In Matute (supra), Judge Obus came to a similar conclusion when the People attempted to dismiss the unclassified misde*205meanors of Vehicle and Traffic Law § 1192 (2) and § 1192 (3) and retain the Vehicle and Traffic Law § 1192 (1) infraction;

“[t]o permit the reduced charges to govern in this context would not limit the People’s allotted preparation time, but would completely remove the prosecution from the requirements of the statute . . . [such a result] would undermine the defendant’s legitimate expectation ... of a speedy disposition of this matter. And it would increase the potential for unfair manipulation” (141 Misc 2d at 992).

Thus, as in Matute, even if the People here dismiss the misdemeanor charge, for whatever reason, and retain the traffic infraction, the 90-day limitation period of the higher charge applies to the entire docket. In many cases, this would mean the entire matter is dismissed, particularly where the People have never converted the criminal court complaint to an information.
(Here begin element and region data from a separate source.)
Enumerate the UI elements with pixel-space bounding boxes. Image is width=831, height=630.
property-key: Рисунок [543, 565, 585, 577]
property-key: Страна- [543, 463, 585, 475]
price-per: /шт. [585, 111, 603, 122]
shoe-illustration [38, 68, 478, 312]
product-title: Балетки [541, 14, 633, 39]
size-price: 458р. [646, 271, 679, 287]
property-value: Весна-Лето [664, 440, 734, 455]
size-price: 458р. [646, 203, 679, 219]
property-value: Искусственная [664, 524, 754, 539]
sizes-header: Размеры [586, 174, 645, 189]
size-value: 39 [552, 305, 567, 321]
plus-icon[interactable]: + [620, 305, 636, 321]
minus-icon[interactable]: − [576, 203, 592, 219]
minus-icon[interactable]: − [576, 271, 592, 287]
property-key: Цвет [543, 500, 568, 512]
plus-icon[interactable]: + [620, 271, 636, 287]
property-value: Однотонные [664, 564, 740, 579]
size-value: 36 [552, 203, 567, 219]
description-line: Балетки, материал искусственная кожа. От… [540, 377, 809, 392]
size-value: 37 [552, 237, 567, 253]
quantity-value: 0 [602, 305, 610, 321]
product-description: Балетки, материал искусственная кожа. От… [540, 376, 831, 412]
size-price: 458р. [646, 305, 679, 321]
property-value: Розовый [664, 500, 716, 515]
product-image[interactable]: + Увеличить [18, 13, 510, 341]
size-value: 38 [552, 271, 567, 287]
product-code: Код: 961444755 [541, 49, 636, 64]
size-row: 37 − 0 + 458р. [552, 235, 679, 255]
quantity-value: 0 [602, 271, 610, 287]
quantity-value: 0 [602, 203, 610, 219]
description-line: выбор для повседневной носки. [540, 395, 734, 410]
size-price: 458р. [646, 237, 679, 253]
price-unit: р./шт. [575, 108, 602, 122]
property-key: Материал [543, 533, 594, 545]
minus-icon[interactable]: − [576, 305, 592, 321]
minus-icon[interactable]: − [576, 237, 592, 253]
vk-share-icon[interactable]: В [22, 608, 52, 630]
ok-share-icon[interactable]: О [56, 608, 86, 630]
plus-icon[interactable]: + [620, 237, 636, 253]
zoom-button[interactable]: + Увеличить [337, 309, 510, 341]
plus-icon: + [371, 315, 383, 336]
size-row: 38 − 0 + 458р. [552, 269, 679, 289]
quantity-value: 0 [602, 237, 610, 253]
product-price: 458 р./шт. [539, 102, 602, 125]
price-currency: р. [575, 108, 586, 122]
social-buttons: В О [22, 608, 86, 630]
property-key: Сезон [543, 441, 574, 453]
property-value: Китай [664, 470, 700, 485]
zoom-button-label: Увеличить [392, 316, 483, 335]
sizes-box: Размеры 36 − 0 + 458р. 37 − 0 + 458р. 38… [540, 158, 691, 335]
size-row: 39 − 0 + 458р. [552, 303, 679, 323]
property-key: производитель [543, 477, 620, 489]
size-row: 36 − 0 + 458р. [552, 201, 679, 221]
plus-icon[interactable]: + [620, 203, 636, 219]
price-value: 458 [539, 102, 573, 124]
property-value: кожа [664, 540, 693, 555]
In this case, however, the court has found that the People are only charged with 63 days.

Therefore, since the People’s 90-day period has not yet expired, the defendant’s July 11, 2005 motion to dismiss the remaining count of Vehicle and Traffic Law § 1192 (1) is denied.

All other arguments advanced by defendant have been reviewed and rejected by this court as being without merit.

. It is well settled that postreadiness, the People are to be charged only with the amount of time they request. (See, People ex rel. Sykes v Mitchell, 184 AD2d 466 [1st Dept 1992]; People v Urraea, 214 AD2d 378 [1st Dept 1995].)

. Judge Webber also adopted the Fisher 60-day constitutional speedy trial time for lesser included traffic infractions. (171 Misc 2d at 71.)